The research described in your application should be a discrete, hypothesis-driven project, achievable within the duration of the support requested. Do not describe a large programme of work - for example the work of your entire laboratory - and then request a contribution towards it - for example funding one member of the laboratory or part of the consumable costs.

Please see our Research Strategy and application handbook for more details.

What don't we fund?

We do not support clinical research, including clinical trials, patient care, nursing or healthcare delivery research.
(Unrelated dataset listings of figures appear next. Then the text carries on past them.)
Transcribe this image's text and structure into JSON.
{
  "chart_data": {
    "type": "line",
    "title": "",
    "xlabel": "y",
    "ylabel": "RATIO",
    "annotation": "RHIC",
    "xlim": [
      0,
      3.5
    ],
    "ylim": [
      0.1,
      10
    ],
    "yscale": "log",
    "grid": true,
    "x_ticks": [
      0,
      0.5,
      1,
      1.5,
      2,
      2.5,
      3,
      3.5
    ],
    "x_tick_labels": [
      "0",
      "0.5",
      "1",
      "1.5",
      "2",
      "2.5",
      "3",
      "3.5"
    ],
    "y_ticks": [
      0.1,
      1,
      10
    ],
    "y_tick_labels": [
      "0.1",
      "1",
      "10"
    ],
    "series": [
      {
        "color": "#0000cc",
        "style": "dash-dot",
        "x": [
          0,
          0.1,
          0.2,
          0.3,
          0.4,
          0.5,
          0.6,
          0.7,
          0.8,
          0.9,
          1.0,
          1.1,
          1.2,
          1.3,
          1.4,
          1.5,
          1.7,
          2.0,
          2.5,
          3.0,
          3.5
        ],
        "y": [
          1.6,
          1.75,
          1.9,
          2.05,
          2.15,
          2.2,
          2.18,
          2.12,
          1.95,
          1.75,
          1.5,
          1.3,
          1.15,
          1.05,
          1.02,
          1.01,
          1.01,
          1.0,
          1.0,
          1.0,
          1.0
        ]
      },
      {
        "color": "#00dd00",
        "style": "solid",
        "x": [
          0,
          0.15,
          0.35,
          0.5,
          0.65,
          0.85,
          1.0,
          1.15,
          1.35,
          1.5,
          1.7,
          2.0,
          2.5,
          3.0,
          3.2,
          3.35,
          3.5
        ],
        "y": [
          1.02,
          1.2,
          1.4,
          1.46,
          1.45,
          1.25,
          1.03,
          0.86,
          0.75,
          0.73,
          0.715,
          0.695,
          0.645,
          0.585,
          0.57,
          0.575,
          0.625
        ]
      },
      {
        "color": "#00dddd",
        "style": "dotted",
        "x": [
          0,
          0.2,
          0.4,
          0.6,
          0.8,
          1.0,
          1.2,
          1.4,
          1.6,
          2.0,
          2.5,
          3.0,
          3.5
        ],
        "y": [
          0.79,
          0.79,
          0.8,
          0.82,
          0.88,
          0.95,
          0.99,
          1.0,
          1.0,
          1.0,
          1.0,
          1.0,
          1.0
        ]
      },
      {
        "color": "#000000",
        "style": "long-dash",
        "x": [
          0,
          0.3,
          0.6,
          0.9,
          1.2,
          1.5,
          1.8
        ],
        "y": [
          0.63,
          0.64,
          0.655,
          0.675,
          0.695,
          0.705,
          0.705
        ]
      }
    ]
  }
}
We also do not support other types of applied cancer research such as policy, public health or psychosocial research.

Proposals that contain a small clinical element as an essential part of a basic or translational research project are often permitted, but you are advised to contact us at [email protected] for advice before submitting your proposal.

Please see our application handbook for more details.

What are we looking for?

To help us fulfil the aims of our Research Strategy, and to ensure we realise our vision, we are looking for projects that meet the following criteria:

Starting new ideas

We are looking for innovative research that takes intellectual risks. To us, that means helping researchers turn their bold idea into reality. And if there’s a risk of failure, we are willing to take it, if the rewards for success are worth it.
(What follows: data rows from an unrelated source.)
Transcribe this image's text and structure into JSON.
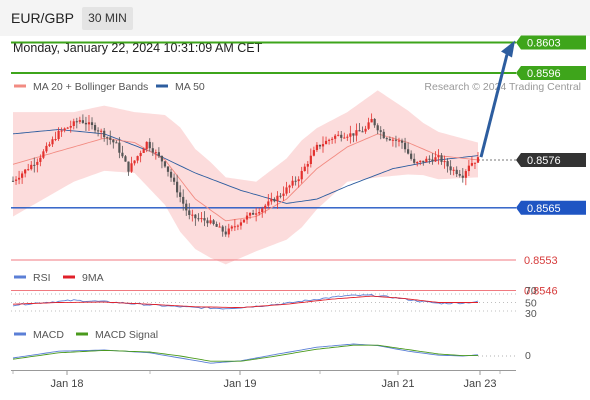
{
  "header": {
    "symbol": "EUR/GBP",
    "timeframe": "30 MIN",
    "datetime": "Monday, January 22, 2024 10:31:09 AM CET"
  },
  "legend": {
    "main": [
      {
        "label": "MA 20 + Bollinger Bands",
        "color": "#f28b82"
      },
      {
        "label": "MA 50",
        "color": "#2d5d9f"
      }
    ],
    "credit": "Research © 2024 Trading Central",
    "rsi": [
      {
        "label": "RSI",
        "color": "#5b7fd6"
      },
      {
        "label": "9MA",
        "color": "#e0202a"
      }
    ],
    "macd": [
      {
        "label": "MACD",
        "color": "#5b7fd6"
      },
      {
        "label": "MACD Signal",
        "color": "#4a9a1c"
      }
    ]
  },
  "colors": {
    "bull": "#e3312e",
    "bear": "#555555",
    "resistance": "#3ea51b",
    "support": "#1f55c3",
    "target": "#f07a80",
    "current": "#333333",
    "band": "#fbd6d6",
    "arrow": "#2d5d9f"
  },
  "chart_data": [
    {
      "type": "candlestick",
      "title": "EUR/GBP 30 MIN",
      "x_ticks": [
        "Jan 18",
        "Jan 19",
        "Jan 21",
        "Jan 23"
      ],
      "ylim": [
        0.8543,
        0.8605
      ],
      "levels": [
        {
          "kind": "resistance",
          "value": 0.8603,
          "label": "0.8603"
        },
        {
          "kind": "resistance",
          "value": 0.8596,
          "label": "0.8596"
        },
        {
          "kind": "current",
          "value": 0.8576,
          "label": "0.8576"
        },
        {
          "kind": "support",
          "value": 0.8565,
          "label": "0.8565"
        },
        {
          "kind": "target",
          "value": 0.8553,
          "label": "0.8553"
        },
        {
          "kind": "target",
          "value": 0.8546,
          "label": "0.8546"
        }
      ],
      "path_knots": [
        [
          0,
          0.85712
        ],
        [
          8,
          0.8576
        ],
        [
          15,
          0.85822
        ],
        [
          22,
          0.85852
        ],
        [
          28,
          0.8583
        ],
        [
          34,
          0.85795
        ],
        [
          38,
          0.85738
        ],
        [
          44,
          0.858
        ],
        [
          50,
          0.8575
        ],
        [
          54,
          0.8569
        ],
        [
          58,
          0.8563
        ],
        [
          64,
          0.8562
        ],
        [
          70,
          0.85592
        ],
        [
          76,
          0.85625
        ],
        [
          82,
          0.8565
        ],
        [
          88,
          0.8568
        ],
        [
          94,
          0.8572
        ],
        [
          100,
          0.8579
        ],
        [
          106,
          0.85815
        ],
        [
          112,
          0.8582
        ],
        [
          116,
          0.8583
        ],
        [
          118,
          0.85852
        ],
        [
          122,
          0.85815
        ],
        [
          128,
          0.858
        ],
        [
          132,
          0.8575
        ],
        [
          136,
          0.8576
        ],
        [
          140,
          0.85765
        ],
        [
          144,
          0.8574
        ],
        [
          148,
          0.85725
        ],
        [
          150,
          0.8575
        ],
        [
          153,
          0.85762
        ]
      ],
      "forecast_target": 0.8603,
      "ma20_knots": [
        [
          0,
          0.8575
        ],
        [
          20,
          0.8579
        ],
        [
          30,
          0.8581
        ],
        [
          40,
          0.858
        ],
        [
          50,
          0.8576
        ],
        [
          60,
          0.8567
        ],
        [
          70,
          0.8562
        ],
        [
          80,
          0.8563
        ],
        [
          90,
          0.8567
        ],
        [
          100,
          0.8574
        ],
        [
          110,
          0.8579
        ],
        [
          120,
          0.8582
        ],
        [
          130,
          0.858
        ],
        [
          140,
          0.8577
        ],
        [
          153,
          0.8576
        ]
      ],
      "ma50_knots": [
        [
          0,
          0.8582
        ],
        [
          15,
          0.8583
        ],
        [
          30,
          0.8582
        ],
        [
          45,
          0.8578
        ],
        [
          60,
          0.8573
        ],
        [
          75,
          0.8569
        ],
        [
          90,
          0.8566
        ],
        [
          100,
          0.8567
        ],
        [
          110,
          0.857
        ],
        [
          125,
          0.8574
        ],
        [
          140,
          0.8576
        ],
        [
          153,
          0.8577
        ]
      ],
      "band_width_knots": [
        [
          0,
          0.0012
        ],
        [
          20,
          0.0008
        ],
        [
          40,
          0.0007
        ],
        [
          55,
          0.0012
        ],
        [
          65,
          0.0011
        ],
        [
          80,
          0.0008
        ],
        [
          95,
          0.001
        ],
        [
          110,
          0.0008
        ],
        [
          120,
          0.001
        ],
        [
          135,
          0.0006
        ],
        [
          153,
          0.0004
        ]
      ]
    },
    {
      "type": "line",
      "title": "RSI",
      "ylim": [
        25,
        80
      ],
      "y_ticks": [
        "70",
        "50",
        "30"
      ],
      "rsi_knots": [
        [
          0,
          44
        ],
        [
          10,
          50
        ],
        [
          20,
          55
        ],
        [
          30,
          52
        ],
        [
          40,
          47
        ],
        [
          50,
          42
        ],
        [
          60,
          38
        ],
        [
          70,
          36
        ],
        [
          80,
          41
        ],
        [
          90,
          48
        ],
        [
          100,
          58
        ],
        [
          110,
          66
        ],
        [
          118,
          67
        ],
        [
          125,
          62
        ],
        [
          135,
          52
        ],
        [
          140,
          48
        ],
        [
          148,
          49
        ],
        [
          153,
          52
        ]
      ],
      "ma9_knots": [
        [
          0,
          46
        ],
        [
          15,
          50
        ],
        [
          30,
          51
        ],
        [
          45,
          46
        ],
        [
          60,
          40
        ],
        [
          75,
          38
        ],
        [
          90,
          46
        ],
        [
          105,
          58
        ],
        [
          118,
          65
        ],
        [
          128,
          60
        ],
        [
          140,
          50
        ],
        [
          153,
          50
        ]
      ]
    },
    {
      "type": "line",
      "title": "MACD",
      "y_ticks": [
        "0"
      ],
      "ylim": [
        -0.0006,
        0.0006
      ],
      "macd_knots": [
        [
          0,
          -5e-05
        ],
        [
          15,
          0.00012
        ],
        [
          30,
          0.00015
        ],
        [
          45,
          8e-05
        ],
        [
          55,
          -5e-05
        ],
        [
          65,
          -0.00018
        ],
        [
          75,
          -0.00012
        ],
        [
          85,
          2e-05
        ],
        [
          100,
          0.00022
        ],
        [
          112,
          0.0003
        ],
        [
          120,
          0.00026
        ],
        [
          130,
          0.00012
        ],
        [
          140,
          2e-05
        ],
        [
          148,
          0.0
        ],
        [
          153,
          3e-05
        ]
      ],
      "signal_knots": [
        [
          0,
          -8e-05
        ],
        [
          15,
          8e-05
        ],
        [
          30,
          0.00014
        ],
        [
          45,
          0.0001
        ],
        [
          55,
          0.0
        ],
        [
          65,
          -0.00013
        ],
        [
          75,
          -0.00013
        ],
        [
          85,
          -2e-05
        ],
        [
          100,
          0.00017
        ],
        [
          112,
          0.00027
        ],
        [
          120,
          0.00027
        ],
        [
          130,
          0.00016
        ],
        [
          140,
          5e-05
        ],
        [
          148,
          1e-05
        ],
        [
          153,
          1e-05
        ]
      ]
    }
  ]
}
We want to see ideas which have the potential to start new lines of research and to tell us something new about cancer and how it could be prevented, diagnosed or treated.

We want to make the most of our supporters’ generous donations by funding standalone research projects. Projects should seek to answer a focused research question, not be an incremental piece of research tied to a larger programme grant.

Exciting and creative

We are looking for ideas that excite. The ones that make us go, “I wish I had thought of that”. We are looking for proposals with a creative approach to answering fundamental questions that could change how we think about cancer. Often these are ideas that other funders may overlook.

Scientific quality

We want to see the most exciting and creative new ideas, but we are also responsible stewards of our supporters’ donations.  We need to see robust scientific reasoning and appropriate solid methodology to back it up. The aims of a project should be feasible with the time and resources requested, and with the expertise of the research team.

Transformative impact

We support blue-sky thinking in research and want to direct funding towards projects that could transform an area of cancer research or one day have a major impact on the lives of people with cancer. While impact on cancer patients is a priority for us and our supporters, we recognise that important discoveries take time to bear fruit and that it may be many years before the research leads to lives saved or improved.

Who do we fund?

The principal investigator on the application must be a suitably qualified researcher (minimum of PhD followed by three years research experience, or equivalent qualification or research experience).

Where do we fund?

We award grants to principal investigators based at any not-for-profit research institute in the world.

Check that your institution will accept our grant terms and conditions in the application handbook before submitting an application. These are not variable or negotiable unless they conflict with the law in your country.

How much can I apply for?

The maximum budget allowed is £275,000, but it should be noted that most of the three-year grants we award have a budget of around £200,000.